## Code Review: `index-sources` command

### expert_build/cli.py
VERDICT: PASS
CORRECTNESS: VALID
SPEC_COMPLIANCE: N/A
ISSUE_COMPLIANCE: N/A
BELIEF_COMPLIANCE: N/A
TEST_COVERAGE: COVERED
INTEGRATION: WIRED
REASONING: CLI argument parser and dispatch are correctly wired. The `_lazy` call points to `index_sources` module and `cmd_index_sources` function, which matches the new module. Arguments are well-defined with sensible defaults. The `--type` choices match what the schema supports.
---

### expert_build/index_sources.py:_init_db
VERDICT: PASS
CORRECTNESS: VALID
SPEC_COMPLIANCE: N/A
ISSUE_COMPLIANCE: N/A
BELIEF_COMPLIANCE: N/A
TEST_COVERAGE: COVERED
INTEGRATION: WIRED
REASONING: Table creation is correct. The `IF NOT EXISTS` guards make it idempotent. On rebuild, tables are dropped in the right order (FTS virtual table first, then content table). The FTS5 content-sync setup (`content=chunks, content_rowid=id`) is properly configured.
---

### expert_build/index_sources.py:_insert_chunks
VERDICT: CONCERN
CORRECTNESS: QUESTIONABLE
SPEC_COMPLIANCE: N/A
ISSUE_COMPLIANCE: N/A
BELIEF_COMPLIANCE: N/A
TEST_COVERAGE: PARTIAL
INTEGRATION: WIRED
REASONING: The function inserts into the `chunks` content table but does not insert into `chunks_fts`. Because the FTS5 table is configured as a content-sync table (`content=chunks`), inserts to `chunks` do **not** automatically populate `chunks_fts` — that requires either FTS5 triggers or manual `INSERT INTO chunks_fts(rowid, text) VALUES(...)` statements, or a `rebuild` command afterward. The code relies on the `rebuild` command at the end of `cmd_index_sources` (line 112) to sync the FTS index, which works but means the FTS index is only valid after the full rebuild call. This is fine for the current usage pattern (batch insert then rebuild once), but `_insert_chunks` as a standalone function is misleading — callers must know to rebuild FTS afterward. Not a bug in practice since the only caller does rebuild, but worth documenting or restructuring.
---

### expert_build/index_sources.py:cmd_index_sources
VERDICT: CONCERN
CORRECTNESS: QUESTIONABLE
SPEC_COMPLIANCE: N/A
ISSUE_COMPLIANCE: N/A
BELIEF_COMPLIANCE: N/A
TEST_COVERAGE: COVERED
INTEGRATION: WIRED
REASONING: Two issues:

1. **File encoding errors** (line 90): `source_path.read_text()` uses the platform default encoding and will raise `UnicodeDecodeError` on binary or non-UTF-8 files.

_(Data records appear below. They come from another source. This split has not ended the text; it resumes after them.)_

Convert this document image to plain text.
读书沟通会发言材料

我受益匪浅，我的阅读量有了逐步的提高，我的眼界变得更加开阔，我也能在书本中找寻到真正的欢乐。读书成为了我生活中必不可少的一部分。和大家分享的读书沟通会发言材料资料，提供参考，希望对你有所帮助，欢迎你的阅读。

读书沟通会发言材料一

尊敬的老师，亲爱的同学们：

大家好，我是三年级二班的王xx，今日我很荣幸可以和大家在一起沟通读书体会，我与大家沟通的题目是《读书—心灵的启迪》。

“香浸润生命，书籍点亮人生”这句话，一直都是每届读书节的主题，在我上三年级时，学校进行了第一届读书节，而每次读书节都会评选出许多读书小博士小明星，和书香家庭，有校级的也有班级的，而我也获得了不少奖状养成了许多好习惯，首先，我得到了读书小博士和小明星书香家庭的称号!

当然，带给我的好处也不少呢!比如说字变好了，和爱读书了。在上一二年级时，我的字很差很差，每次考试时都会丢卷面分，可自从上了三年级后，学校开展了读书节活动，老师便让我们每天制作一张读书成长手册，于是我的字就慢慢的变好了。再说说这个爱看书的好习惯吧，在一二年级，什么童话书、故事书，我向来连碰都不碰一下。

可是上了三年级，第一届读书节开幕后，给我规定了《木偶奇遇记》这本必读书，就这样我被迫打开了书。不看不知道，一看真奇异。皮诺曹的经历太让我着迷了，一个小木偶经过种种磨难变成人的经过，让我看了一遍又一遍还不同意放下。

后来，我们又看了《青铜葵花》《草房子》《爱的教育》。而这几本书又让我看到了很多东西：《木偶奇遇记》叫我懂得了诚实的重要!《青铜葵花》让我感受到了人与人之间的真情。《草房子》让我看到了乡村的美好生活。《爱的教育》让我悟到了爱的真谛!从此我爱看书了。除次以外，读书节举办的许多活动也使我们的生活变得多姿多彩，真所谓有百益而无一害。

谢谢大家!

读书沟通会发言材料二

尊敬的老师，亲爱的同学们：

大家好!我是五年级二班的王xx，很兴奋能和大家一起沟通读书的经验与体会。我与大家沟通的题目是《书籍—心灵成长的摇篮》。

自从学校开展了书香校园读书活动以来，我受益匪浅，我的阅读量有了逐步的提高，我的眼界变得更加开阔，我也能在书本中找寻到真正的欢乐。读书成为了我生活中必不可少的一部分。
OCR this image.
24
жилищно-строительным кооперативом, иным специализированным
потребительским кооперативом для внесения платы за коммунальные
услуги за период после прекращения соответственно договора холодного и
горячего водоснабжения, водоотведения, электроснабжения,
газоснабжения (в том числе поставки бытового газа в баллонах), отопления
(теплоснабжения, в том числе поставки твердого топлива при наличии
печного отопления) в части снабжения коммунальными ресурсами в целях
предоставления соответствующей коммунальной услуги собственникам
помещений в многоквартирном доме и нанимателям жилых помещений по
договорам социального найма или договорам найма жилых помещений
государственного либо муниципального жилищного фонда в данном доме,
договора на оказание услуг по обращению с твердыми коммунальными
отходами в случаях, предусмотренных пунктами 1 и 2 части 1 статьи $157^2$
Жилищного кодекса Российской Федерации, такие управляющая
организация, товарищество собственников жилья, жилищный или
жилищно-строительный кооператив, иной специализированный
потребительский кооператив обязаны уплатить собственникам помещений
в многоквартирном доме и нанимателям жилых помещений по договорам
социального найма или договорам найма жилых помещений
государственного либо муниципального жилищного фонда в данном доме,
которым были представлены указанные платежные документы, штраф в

No error handling exists, which will abort the entire indexing run. A `try/except` around the read with a skip+warning would be more robust.

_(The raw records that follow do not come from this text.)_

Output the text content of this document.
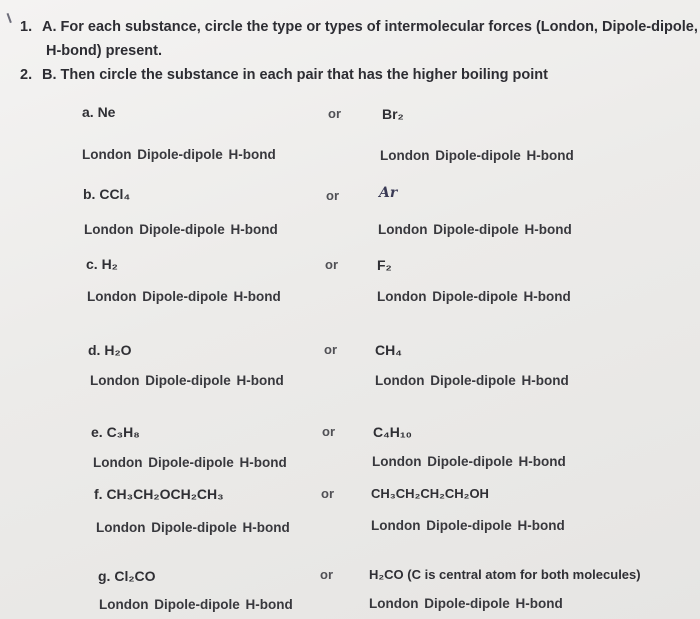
1. A. For each substance, circle the type or types of intermolecular forces (London, Dipole-dipole,
H-bond) present.
2. B. Then circle the substance in each pair that has the higher boiling point
a. Ne	or	Br₂
London Dipole-dipole H-bond	London Dipole-dipole H-bond
b. CCl₄	or	Ar
London Dipole-dipole H-bond	London Dipole-dipole H-bond
c. H₂	or	F₂
London Dipole-dipole H-bond	London Dipole-dipole H-bond
d. H₂O	or	CH₄
London Dipole-dipole H-bond	London Dipole-dipole H-bond
e. C₃H₈	or	C₄H₁₀
London Dipole-dipole H-bond	London Dipole-dipole H-bond
f. CH₃CH₂OCH₂CH₃	or	CH₃CH₂CH₂CH₂OH
London Dipole-dipole H-bond	London Dipole-dipole H-bond
g. Cl₂CO	or	H₂CO (C is central atom for both molecules)
London Dipole-dipole H-bond	London Dipole-dipole H-bond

2. **Duplicate chunks on re-run with new files**: When `rebuild=False` and some files are already indexed, the skip-existing logic (line 86) uses `str(source_path)` which is a relative path. If the working directory changes between runs, the same file gets a different string representation and will be re-indexed as a duplicate. The test `test_skips_already_indexed` only tests same-cwd re-runs, so this edge case isn't covered.

The `try/finally` ensuring `conn.close()` is good. The commit-then-rebuild-then-commit pattern is correct for content-sync FTS5.
---

### tests/test_index_sources.py
VERDICT: PASS
CORRECTNESS: VALID
SPEC_COMPLIANCE: N/A
ISSUE_COMPLIANCE: N/A
BELIEF_COMPLIANCE: N/A
TEST_COVERAGE: COVERED
INTEGRATION: WIRED
REASONING: Good coverage across the main features: markdown/python indexing, skip-already-indexed, rebuild, recursive/non-recursive, chunk type metadata, FTS5 search, large file chunking, and source_url extraction from frontmatter. The `test_large_file_chunked` test asserts exactly 2 chunks, which is correct given how `chunk_markdown` splits on `#` headings. The FTS5 search test (`test_fts5_search_works`) validates end-to-end that the content-sync rebuild works. Missing: no test for `.txt` files, no test for empty files, no test for files with frontmatter but no content, no test for `sys.exit(1)` when input dir doesn't exist.
---

### SELF_REVIEW
LIMITATIONS: Could not verify whether the `chunk_markdown` default `max_chars=25000` vs the CLI default `--chunk-size 2000` causes unexpected behavior — the chunkers' merging logic uses `max_chars` as a ceiling, so passing 2000 should work but may produce many small chunks for heading-heavy documents. Could not see the full `chunk_docs.py` `main` or other callers to verify the 2000 default is intentional vs the 25000 default in the chunkers themselves.
---

### FEATURE_REQUESTS
- Show the full source file for new files (not just the diff) when reviewing new modules — the diff and full file are identical for new files but having line numbers aids reference
- Include observation of existing tests for imported modules (e.g., `test_chunk_docs.py` if it exists) to check for overlapping coverage
---